Although what I am saying is that things like gravity may well be a particle (I don’t even know, not my area). Atoms are composed of sub-atomic particles. So cause and effect always works both ways. ;-) large cause —> small effect small cause —> large effect I am not arguing for the butterfly here causing any significant observable phenomena. I’m just pointing it out that it’s not always “top down”.

Having said that, you must then ask the question what causes solar flares? Quick google search? Answer: “we don’t really know”. You see, those fluctuations have to come from somewhere. What I believe is that there is actually no such thing as “true randomness”. Turbulence is one of the unsolved mysteries. I believe that turbulence is caused by … sensitive dependence on initial conditions. It’s a pity I’m not very good at mathematics.

Since understanding the Navier–Stokes equations is considered to be the first step to understanding the elusive phenomenon of turbulence, the Clay Mathematics Institute in May 2000 made this problem one of its seven Millennium Prize problems in mathematics. It offered a US$1,000,000 prize to the first person providing a solution for a specific statement of the problem:

Prove or give a counter-example of the following statement: In three space dimensions and time, given an initial velocity field, there exists a vector velocity and a scalar pressure field, which are both smooth and globally defined, that solve the Navier–Stokes equations.

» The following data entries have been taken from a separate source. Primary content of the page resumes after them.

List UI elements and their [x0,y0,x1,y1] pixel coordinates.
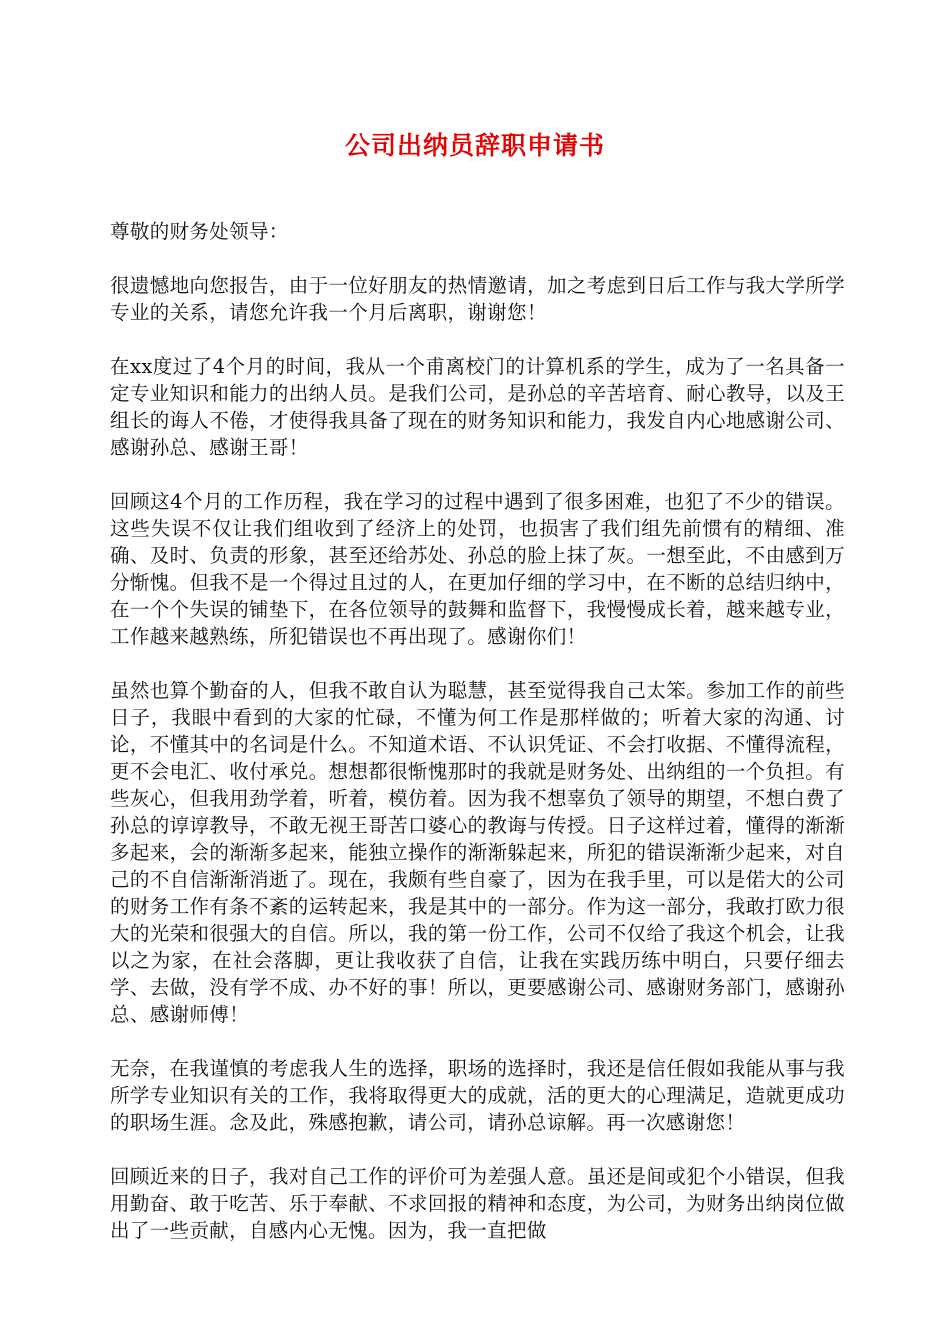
paragraph-3: 回顾这4个月的工作历程，我在学习的过程中遇到了很多困难，也犯了不少的错误。这些失误不仅让我们组收到了经济上的处罚，也损害了我们组先前惯有的精细、准确、及时、负责的形象，甚至还给苏处、孙总的脸上抹了灰。一想至此，不由感到万分惭愧。但我不是一个得过且过的人，在更加仔细的学习中，在不断的总结归纳中，在一个个失误的铺垫下，在各位领导的鼓舞和监督下，我慢慢成长着，越来越专业，工作越来越熟练，所犯错误也不再出现了。感谢你们！ [110,490,845,648]
paragraph-2: 在xx度过了4个月的时间，我从一个甫离校门的计算机系的学生，成为了一名具备一定专业知识和能力的出纳人员。是我们公司，是孙总的辛苦培育、耐心教导，以及王组长的诲人不倦，才使得我具备了现在的财务知识和能力，我发自内心地感谢公司、感谢孙总、感谢王哥！ [110,355,845,459]
document-title: 公司出纳员辞职申请书 [344,131,605,160]
salutation: 尊敬的财务处领导： [110,220,289,243]
paragraph-6: 回顾近来的日子，我对自己工作的评价可为差强人意。虽还是间或犯个小错误，但我用勤奋、敢于吃苦、乐于奉献、不求回报的精神和态度，为公司，为财务出纳岗位做出了一些贡献，自感内心无愧。因为，我一直把做 [110,1165,845,1242]
paragraph-4: 虽然也算个勤奋的人，但我不敢自认为聪慧，甚至觉得我自己太笨。参加工作的前些日子，我眼中看到的大家的忙碌，不懂为何工作是那样做的；听着大家的沟通、讨论，不懂其中的名词是什么。不知道术语、不认识凭证、不会打收据、不懂得流程，更不会电汇、收付承兑。想想都很惭愧那时的我就是财务处、出纳组的一个负担。有些灰心，但我用劲学着，听着，模仿着。因为我不想辜负了领导的期望，不想白费了孙总的谆谆教导，不敢无视王哥苦口婆心的教诲与传授。日子这样过着，懂得的渐渐多起来，会的渐渐多起来，能独立操作的渐渐躲起来，所犯的错误渐渐少起来，对自己的不自信渐渐消逝了。现在，我颇有些自豪了，因为在我手里，可以是偌大的公司的财务工作有条不紊的运转起来，我是其中的一部分。作为这一部分，我敢打欧力很大的光荣和很强大的自信。所以，我的第一份工作，公司不仅给了我这个机会，让我以之为家，在社会落脚，更让我收获了自信，让我在实践历练中明白，只要仔细去学、去做，没有学不成、办不好的事！所以，更要感谢公司、感谢财务部门，感谢孙总、感谢师傅！ [110,679,845,1026]
paragraph-1: 很遗憾地向您报告，由于一位好朋友的热情邀请，加之考虑到日后工作与我大学所学专业的关系，请您允许我一个月后离职，谢谢您！ [110,274,845,324]
paragraph-5: 无奈，在我谨慎的考虑我人生的选择，职场的选择时，我还是信任假如我能从事与我所学专业知识有关的工作，我将取得更大的成就，活的更大的心理满足，造就更成功的职场生涯。念及此，殊感抱歉，请公司，请孙总谅解。再一次感谢您！ [110,1057,845,1134]
document-body [110,218,845,1244]
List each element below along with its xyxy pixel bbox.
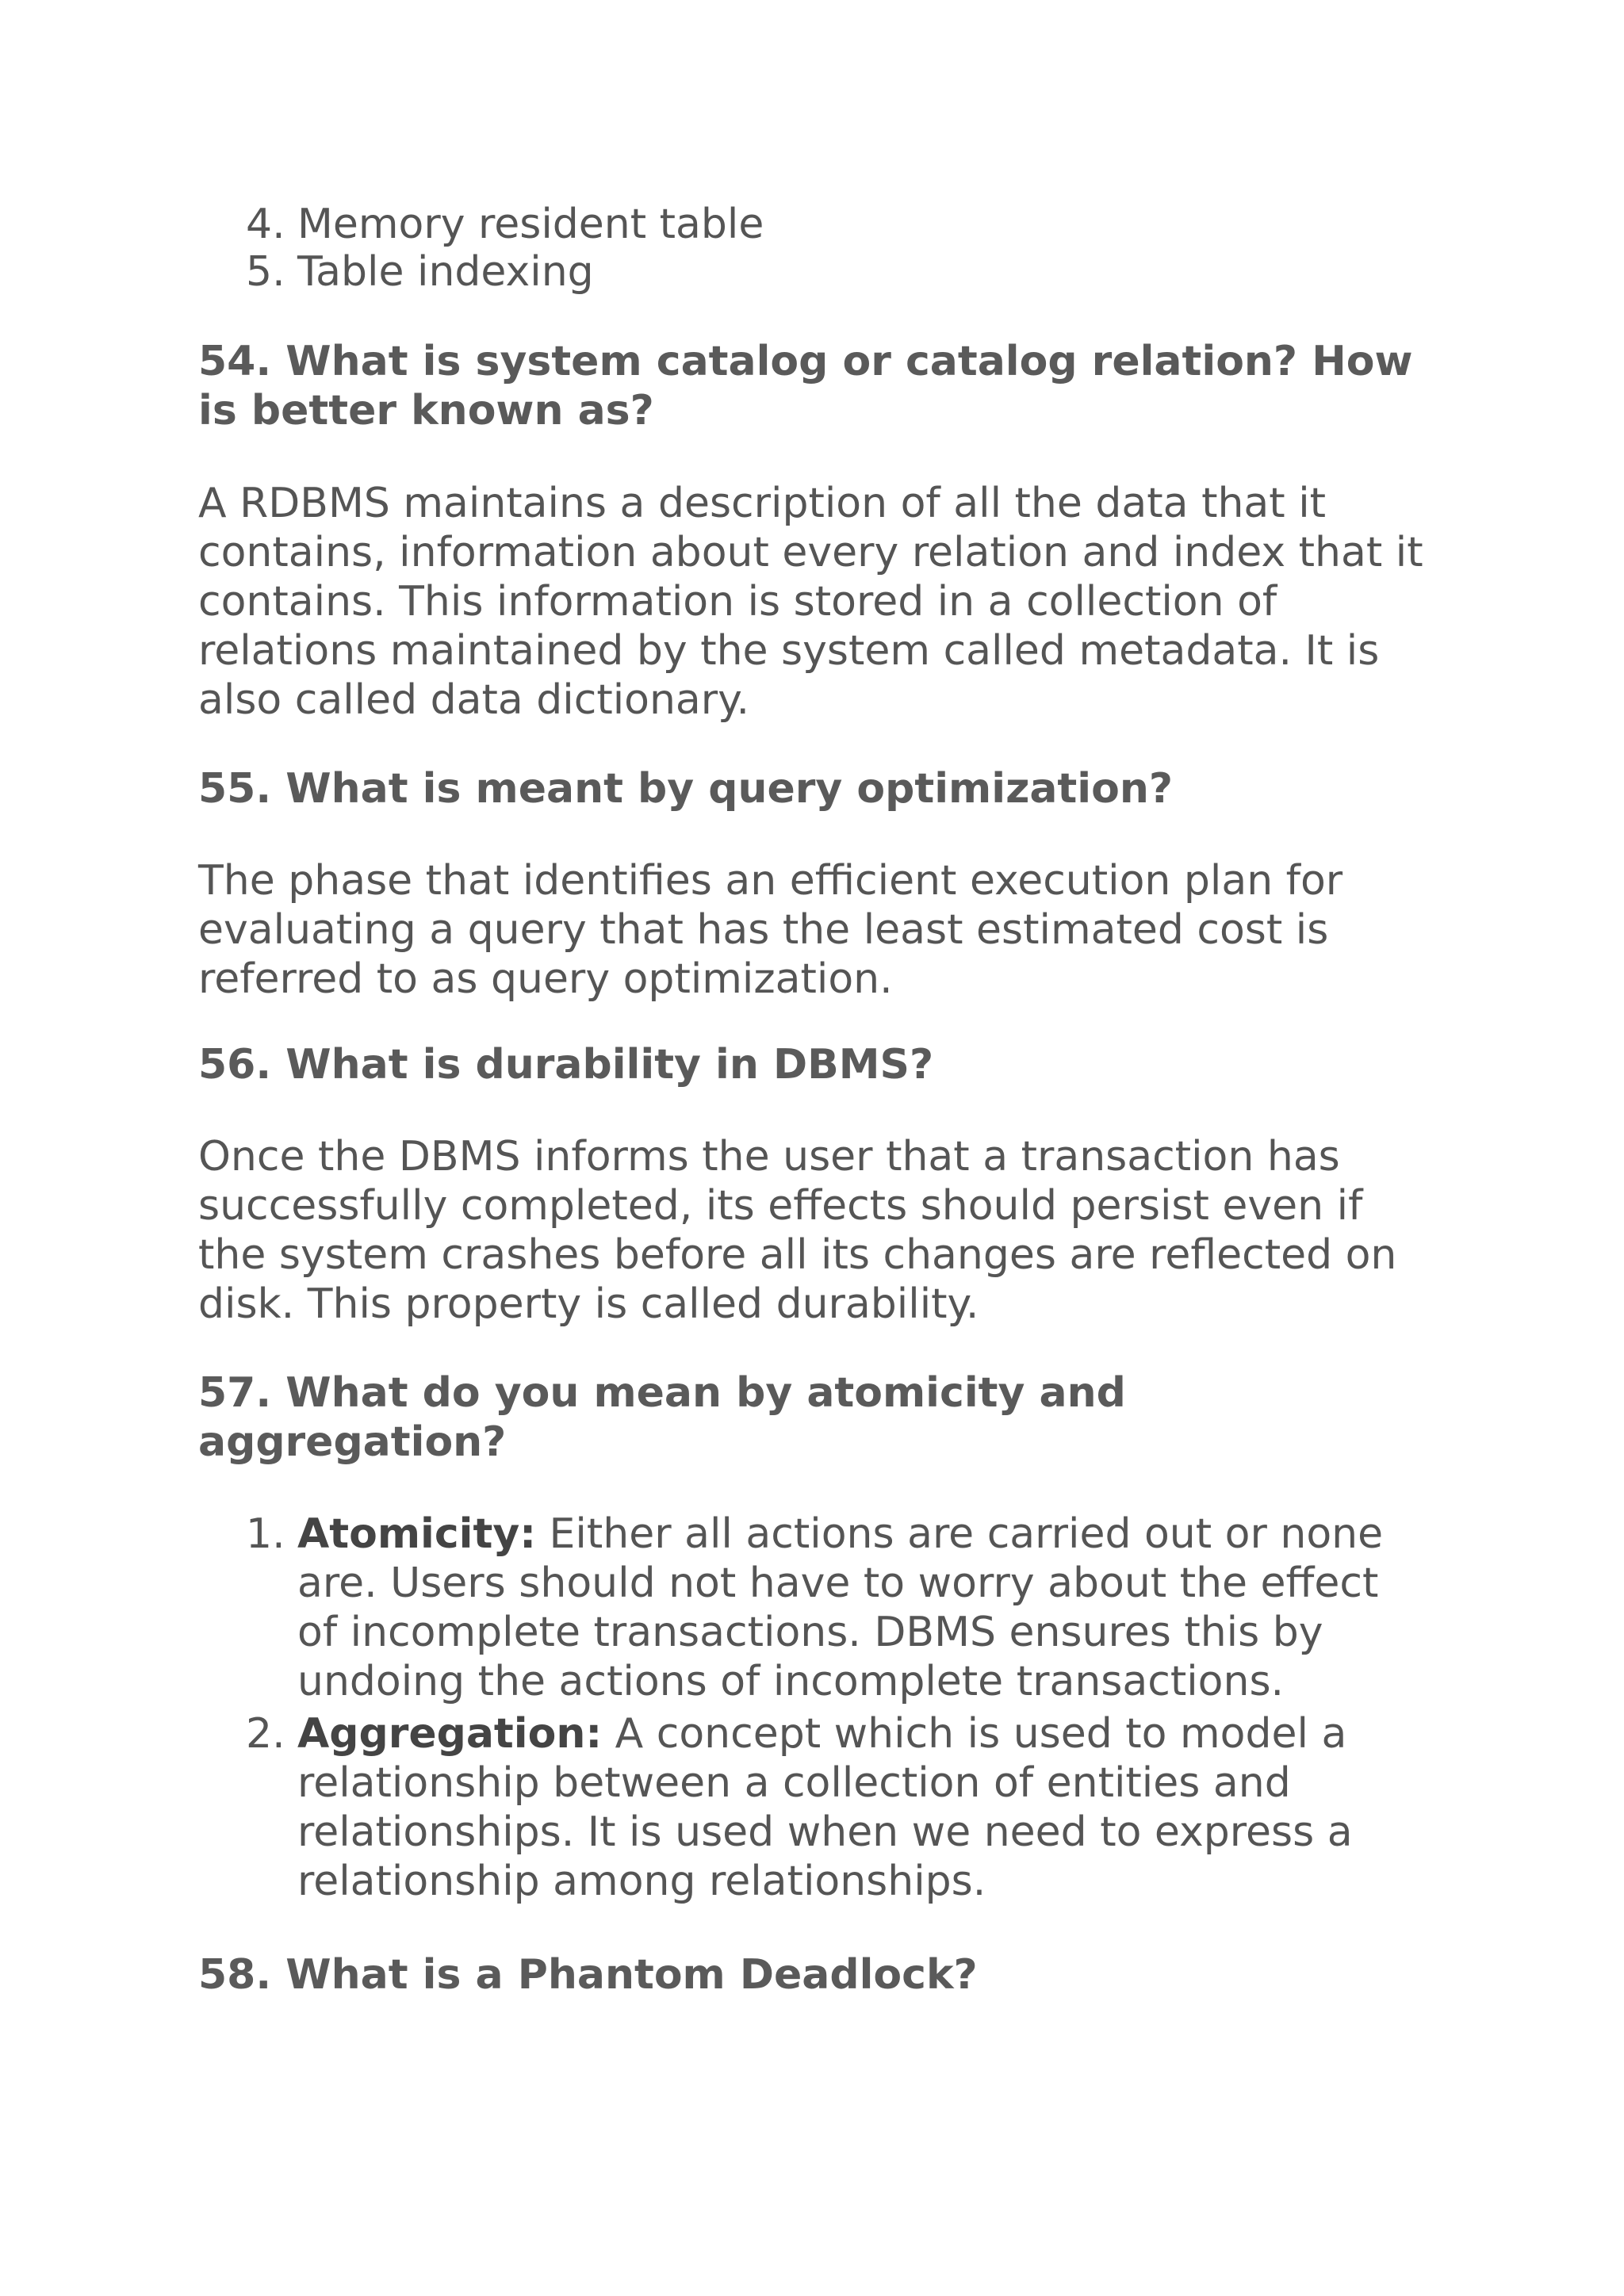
- answer-text: Once the DBMS informs the user that a transaction has successfully completed, its effects should persist even if the system crashes before all its changes are reflected on disk. This property is called durability.: [198, 1133, 1397, 1328]
- term-label: Atomicity:: [297, 1510, 537, 1558]
- question-57: [198, 1368, 1435, 1467]
- question-55: [198, 764, 1435, 813]
- list-number: 1.: [246, 1510, 285, 1558]
- list-number: 4.: [246, 201, 285, 248]
- list-text: Memory resident table: [297, 201, 764, 248]
- question-heading: 55. What is meant by query optimization?: [198, 765, 1174, 813]
- question-heading: 54. What is system catalog or catalog relation? How is better known as?: [198, 338, 1413, 434]
- list-number: 5.: [246, 248, 285, 296]
- answer-55: [198, 856, 1435, 1004]
- answer-text: The phase that identifies an efficient execution plan for evaluating a query that has the least estimated cost is referred to as query optimization.: [198, 857, 1343, 1003]
- question-58: [198, 1950, 1435, 1999]
- question-heading: 56. What is durability in DBMS?: [198, 1041, 934, 1089]
- answer-text: A RDBMS maintains a description of all the data that it contains, information about every relation and index that it contains. This information is stored in a collection of relations maintained by the system called metadata. It is also called data dictionary.: [198, 480, 1423, 724]
- list-text: Table indexing: [297, 248, 594, 296]
- question-56: [198, 1040, 1435, 1089]
- answer-56: [198, 1132, 1435, 1329]
- term-description: A concept which is used to model a relationship between a collection of entities and relationships. It is used when we need to express a relationship among relationships.: [297, 1710, 1353, 1905]
- answer-54: [198, 479, 1435, 725]
- list-number: 2.: [246, 1710, 285, 1758]
- term-description: Either all actions are carried out or none are. Users should not have to worry about the effect of incomplete transactions. DBMS ensures this by undoing the actions of incomplete transactions.: [297, 1510, 1384, 1705]
- list-text: [297, 1709, 1455, 1906]
- question-heading: 58. What is a Phantom Deadlock?: [198, 1951, 978, 1999]
- term-label: Aggregation:: [297, 1710, 603, 1758]
- list-text: [297, 1510, 1455, 1706]
- question-heading: 57. What do you mean by atomicity and aggregation?: [198, 1369, 1126, 1466]
- question-54: [198, 337, 1435, 435]
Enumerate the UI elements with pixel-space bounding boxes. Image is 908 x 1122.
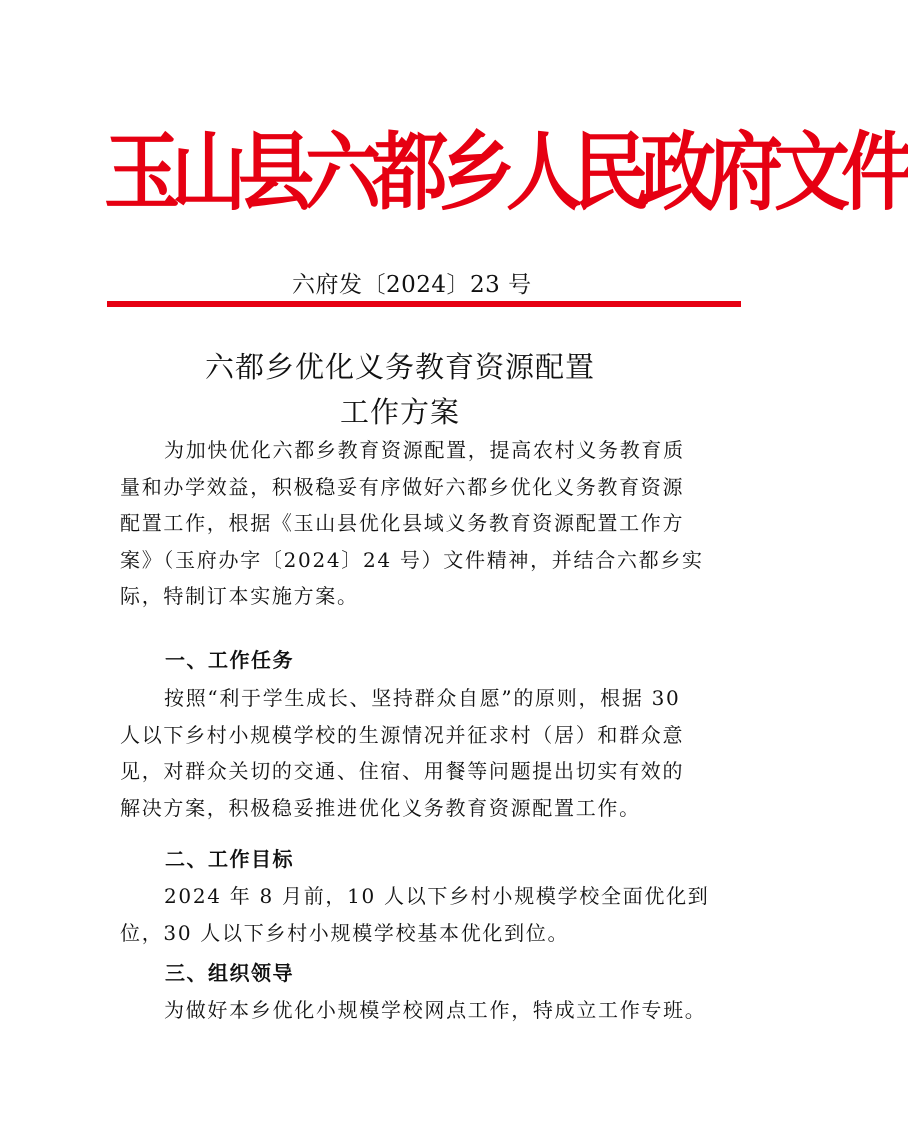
paragraph-line: 见，对群众关切的交通、住宿、用餐等问题提出切实有效的	[120, 759, 685, 783]
paragraph-line: 解决方案，积极稳妥推进优化义务教育资源配置工作。	[120, 795, 641, 820]
red-separator-rule	[107, 301, 741, 307]
document-number: 六府发〔2024〕23 号	[292, 272, 532, 298]
paragraph-line: 为加快优化六都乡教育资源配置，提高农村义务教育质	[164, 438, 685, 462]
document-title-line-2: 工作方案	[339, 395, 460, 429]
document-title-line-1: 六都乡优化义务教育资源配置	[204, 350, 595, 384]
section-heading-organization: 三、组织领导	[165, 961, 294, 985]
organization-paragraph	[120, 992, 707, 1029]
section-heading-tasks: 一、工作任务	[165, 648, 294, 672]
paragraph-line: 为做好本乡优化小规模学校网点工作，特成立工作专班。	[164, 998, 707, 1022]
paragraph-line: 按照“利于学生成长、坚持群众自愿”的原则，根据 30	[164, 686, 681, 710]
section-heading-goals: 二、工作目标	[165, 847, 294, 871]
goals-paragraph	[120, 878, 710, 951]
paragraph-line: 配置工作，根据《玉山县优化县域义务教育资源配置工作方	[120, 511, 685, 535]
paragraph-line: 际，特制订本实施方案。	[120, 584, 359, 608]
paragraph-line: 人以下乡村小规模学校的生源情况并征求村（居）和群众意	[120, 722, 685, 747]
paragraph-line: 2024 年 8 月前，10 人以下乡村小规模学校全面优化到	[164, 884, 710, 908]
paragraph-line: 量和办学效益，积极稳妥有序做好六都乡优化义务教育资源	[120, 474, 685, 499]
paragraph-line: 案》（玉府办字〔2024〕24 号）文件精神，并结合六都乡实	[120, 547, 704, 572]
issuer-masthead: 玉山县六都乡人民政府文件	[104, 122, 908, 223]
tasks-paragraph	[120, 680, 686, 826]
paragraph-line: 位，30 人以下乡村小规模学校基本优化到位。	[120, 920, 570, 945]
intro-paragraph	[120, 432, 704, 615]
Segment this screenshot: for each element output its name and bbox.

Furthermore, I also think that large-scale effects are always caused initially by small perturbences. What I mean by that is that every event in history is caused by a smaller, prior event. Some of us like to think that this is not the case, and that only large-scale changes can only ever be the result of even larger scale effects. But I think if you have read about chaos theory and the term “sensitive dependence on initial conditions”, then you’d probably agree with me. Say I hit something with a hammer. You might think that the hammer causes large scale changes in whatever it is that I destroy. But what made me decide to strike the hammer in the first place? Wasn’t it really caused by some of my neurons? Perhaps if time went backwards, then it might be the other way around, but I’d rather not get into that, because the last time I read about about that, I thought the author was a bit loopy.